Я пошевелила пальцами.
— Так... ты можешь мне их вернуть?
Человек в капюшоне повертел в пальцах мое удостоверение.
— Давай сначала поговорим вот об этом.
— А что с этим не так?
— Тебя зовут Ноэль Чарлстон?
— И что c того?
— Тебя назвали в честь Рождества. (Имя «Ноэлль» происходит от французского «Noёll», что в переводе означает «Рождество»— Прим. пер.)
Я фыркнула.
— Меня назвали в честь...
«Одной из самых богатых основательниц розничной торговли». Я прикусила язык. Мне совершенно не хотелось, чтобы это спасение превратилось в похищение ради выкупа.
— В честь чего? — он с такой ловкостью крутанул удостоверение костяшками пальцев, что у меня пересохло во рту. На ламинированной фотографии остался кровавый след.
Я шагнула к нему, вопреки отчаянному желанию убежать.
— Меня зовут Элль. Просто Элль, отдай мне мои вещи и отпусти.
— Это вряд ли, Элль. Во всяком случае, пока.
Я замерла.
— Прошу прощения?
— Ты меня заинтриговала.
— И что?
— А то, что меня в этой жизни мало что интригует.
— Почему?
Он подошел ближе. В холодном вечернем воздухе я ощутила тепло его тела.
— Потому что обычно я не трачу время на разговоры. Ты — исключение.
Я не знала, нравится ли мне быть исключением. Означало ли это, что он мог допустить и другие исключения — например, спасти меня, а потом причинить боль?
Я невольно содрогнулась. Взяв себя в руки, я рванулась к незнакомцу и выхватила удостоверение.

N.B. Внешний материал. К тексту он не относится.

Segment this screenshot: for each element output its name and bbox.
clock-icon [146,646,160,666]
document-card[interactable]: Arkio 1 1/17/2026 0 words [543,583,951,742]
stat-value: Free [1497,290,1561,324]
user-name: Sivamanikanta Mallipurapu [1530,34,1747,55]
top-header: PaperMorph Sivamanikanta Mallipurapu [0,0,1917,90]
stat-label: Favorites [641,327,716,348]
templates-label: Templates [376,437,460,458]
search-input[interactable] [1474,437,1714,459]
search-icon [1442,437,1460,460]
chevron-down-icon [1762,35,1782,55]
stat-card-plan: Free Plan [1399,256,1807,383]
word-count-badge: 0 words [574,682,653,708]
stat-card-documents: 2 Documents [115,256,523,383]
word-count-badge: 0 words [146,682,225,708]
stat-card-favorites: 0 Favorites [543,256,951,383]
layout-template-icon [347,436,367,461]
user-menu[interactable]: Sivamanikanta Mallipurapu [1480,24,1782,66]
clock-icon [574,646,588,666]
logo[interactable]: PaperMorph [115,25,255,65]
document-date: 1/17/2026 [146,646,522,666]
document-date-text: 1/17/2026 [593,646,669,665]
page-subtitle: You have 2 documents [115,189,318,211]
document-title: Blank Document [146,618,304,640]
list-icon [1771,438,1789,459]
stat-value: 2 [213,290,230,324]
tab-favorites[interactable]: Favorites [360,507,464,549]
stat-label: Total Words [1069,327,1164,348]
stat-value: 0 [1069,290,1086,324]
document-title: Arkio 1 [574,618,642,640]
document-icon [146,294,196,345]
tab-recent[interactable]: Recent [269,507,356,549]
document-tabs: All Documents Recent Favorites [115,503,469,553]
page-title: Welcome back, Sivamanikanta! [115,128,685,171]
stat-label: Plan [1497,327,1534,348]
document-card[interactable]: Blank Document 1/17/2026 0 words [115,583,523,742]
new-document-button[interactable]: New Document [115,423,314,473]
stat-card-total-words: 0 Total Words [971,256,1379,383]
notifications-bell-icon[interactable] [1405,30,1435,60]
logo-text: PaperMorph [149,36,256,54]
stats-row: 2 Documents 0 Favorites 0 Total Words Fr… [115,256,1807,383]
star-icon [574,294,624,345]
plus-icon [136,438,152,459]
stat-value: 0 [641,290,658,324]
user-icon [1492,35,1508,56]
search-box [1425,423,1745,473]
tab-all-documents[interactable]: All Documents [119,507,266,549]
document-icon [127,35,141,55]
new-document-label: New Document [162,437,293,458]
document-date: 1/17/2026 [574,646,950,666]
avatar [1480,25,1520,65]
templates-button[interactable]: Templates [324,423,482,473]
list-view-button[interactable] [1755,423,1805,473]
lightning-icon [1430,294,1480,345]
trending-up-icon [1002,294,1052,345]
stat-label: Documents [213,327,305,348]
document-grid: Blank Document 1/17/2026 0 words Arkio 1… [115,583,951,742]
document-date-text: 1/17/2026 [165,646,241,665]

— Вот. Я забрала то, что принадлежит мне. У тебя нет причин злиться. Оно никогда не было твоим, — мои глаза остановились на деньгах. — Отдай их, и мы разойдемся в разные стороны.
Он улыбнулся. В темном обрамлении щетины мелькнули его ровные белые зубы
— Я так не думаю, Ноэль Чарлстон.
— Элль.
— Хорошо, Элль.
Незнакомец подошел еще ближе, сократив разделяющую нас дистанцию всего до одного шага. Когда он шаркнул своими черными кроссовками по рыхлому гравию и поднял руки, я невольно затаила дыхание.

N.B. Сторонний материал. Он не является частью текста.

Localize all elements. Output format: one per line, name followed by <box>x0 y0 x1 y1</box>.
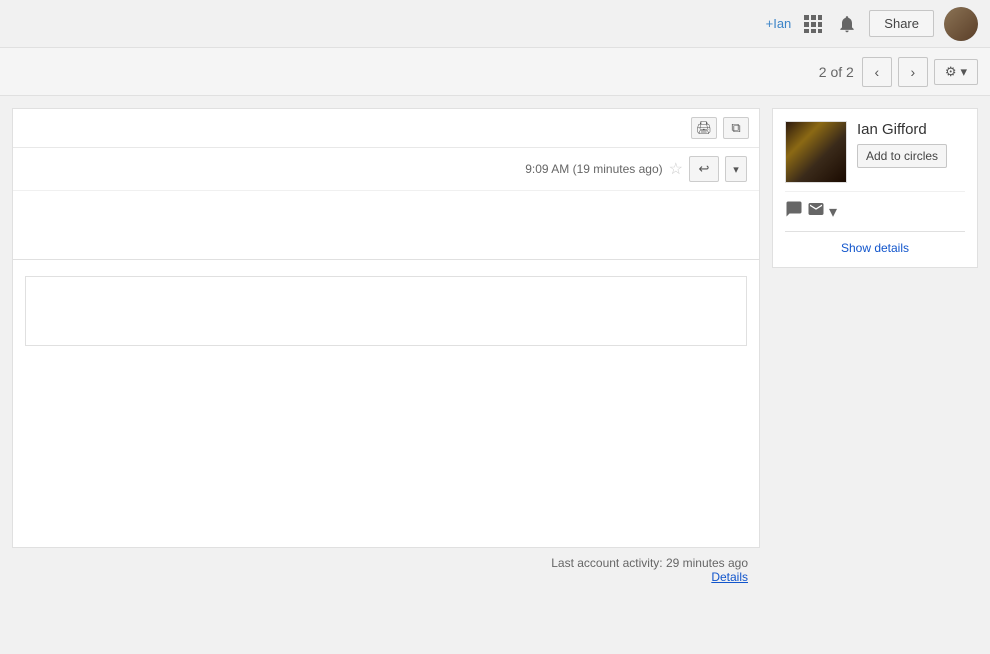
contact-top: Ian Gifford Add to circles <box>785 121 965 183</box>
avatar-image <box>944 7 978 41</box>
user-avatar[interactable] <box>944 7 978 41</box>
gear-icon: ⚙ <box>945 64 957 80</box>
show-details: Show details <box>785 240 965 255</box>
email-toolbar: 2 of 2 ‹ › ⚙ ▾ <box>0 48 990 96</box>
email-actions-bar: 🖨 ⧉ <box>13 109 759 148</box>
print-button[interactable]: 🖨 <box>691 117 717 139</box>
contact-card: Ian Gifford Add to circles ▾ Show detail… <box>772 108 978 268</box>
main-content: 🖨 ⧉ 9:09 AM (19 minutes ago) ☆ ↩ ▾ <box>0 96 990 654</box>
chat-icon[interactable] <box>785 200 803 223</box>
message-time: 9:09 AM (19 minutes ago) <box>525 162 662 176</box>
message-header: 9:09 AM (19 minutes ago) ☆ ↩ ▾ <box>13 148 759 191</box>
star-icon[interactable]: ☆ <box>669 159 683 179</box>
contact-actions: ▾ <box>785 191 965 223</box>
apps-icon[interactable] <box>801 12 825 36</box>
email-area: 🖨 ⧉ 9:09 AM (19 minutes ago) ☆ ↩ ▾ <box>0 96 760 654</box>
activity-text: Last account activity: 29 minutes ago <box>551 556 748 570</box>
print-icon: 🖨 <box>696 120 713 136</box>
sidebar: Ian Gifford Add to circles ▾ Show detail… <box>760 96 990 654</box>
expand-icon: ⧉ <box>731 120 740 136</box>
chevron-down-icon: ▾ <box>733 163 739 176</box>
email-divider <box>13 259 759 260</box>
contact-more-icon[interactable]: ▾ <box>829 202 837 222</box>
email-body <box>13 191 759 251</box>
contact-info: Ian Gifford Add to circles <box>857 121 965 168</box>
add-to-circles-button[interactable]: Add to circles <box>857 144 947 168</box>
page-indicator: 2 of 2 <box>819 64 854 80</box>
settings-button[interactable]: ⚙ ▾ <box>934 59 978 85</box>
email-footer: Last account activity: 29 minutes ago De… <box>0 548 760 592</box>
more-options-button[interactable]: ▾ <box>725 156 747 182</box>
email-icon[interactable] <box>807 200 825 223</box>
plus-ian-link[interactable]: +Ian <box>766 16 792 31</box>
contact-divider <box>785 231 965 232</box>
show-details-link[interactable]: Show details <box>841 241 909 255</box>
contact-photo <box>785 121 847 183</box>
contact-name: Ian Gifford <box>857 121 965 138</box>
next-button[interactable]: › <box>898 57 928 87</box>
notifications-icon[interactable] <box>835 12 859 36</box>
reply-icon: ↩ <box>699 161 710 177</box>
compose-area[interactable] <box>25 276 747 346</box>
email-container: 🖨 ⧉ 9:09 AM (19 minutes ago) ☆ ↩ ▾ <box>12 108 760 548</box>
prev-button[interactable]: ‹ <box>862 57 892 87</box>
details-link[interactable]: Details <box>12 570 748 584</box>
share-button[interactable]: Share <box>869 10 934 37</box>
reply-button[interactable]: ↩ <box>689 156 719 182</box>
top-navigation: +Ian Share <box>0 0 990 48</box>
settings-arrow-icon: ▾ <box>960 64 967 80</box>
new-window-button[interactable]: ⧉ <box>723 117 749 139</box>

Я напряглась, ожидая, что он сделает то, что не успели его сбежавшие приятели. Только пальцы незнакомца потянулись не ко мне, а к черному капюшону. Он медленно его сбросил, открыв свое лицо.
Взглянув на него, я забыла, как дышать.
Суровые брови придавали выразительности и властности проницательным темно-карим глазам. Темные, почти черные волосы волнистыми прядями ниспадали ему на лоб, уши и щеки, говоря скорее о дикости, чем об укрощении. Прямой нос и точеные скулы очень хорошо сочетались со щетиной, обрамлявшей его губы.
Черт, эти губы.
Они были мягкими, влажными и почти добрыми, при том, что все остальное в нем казалось грубым и жестоким.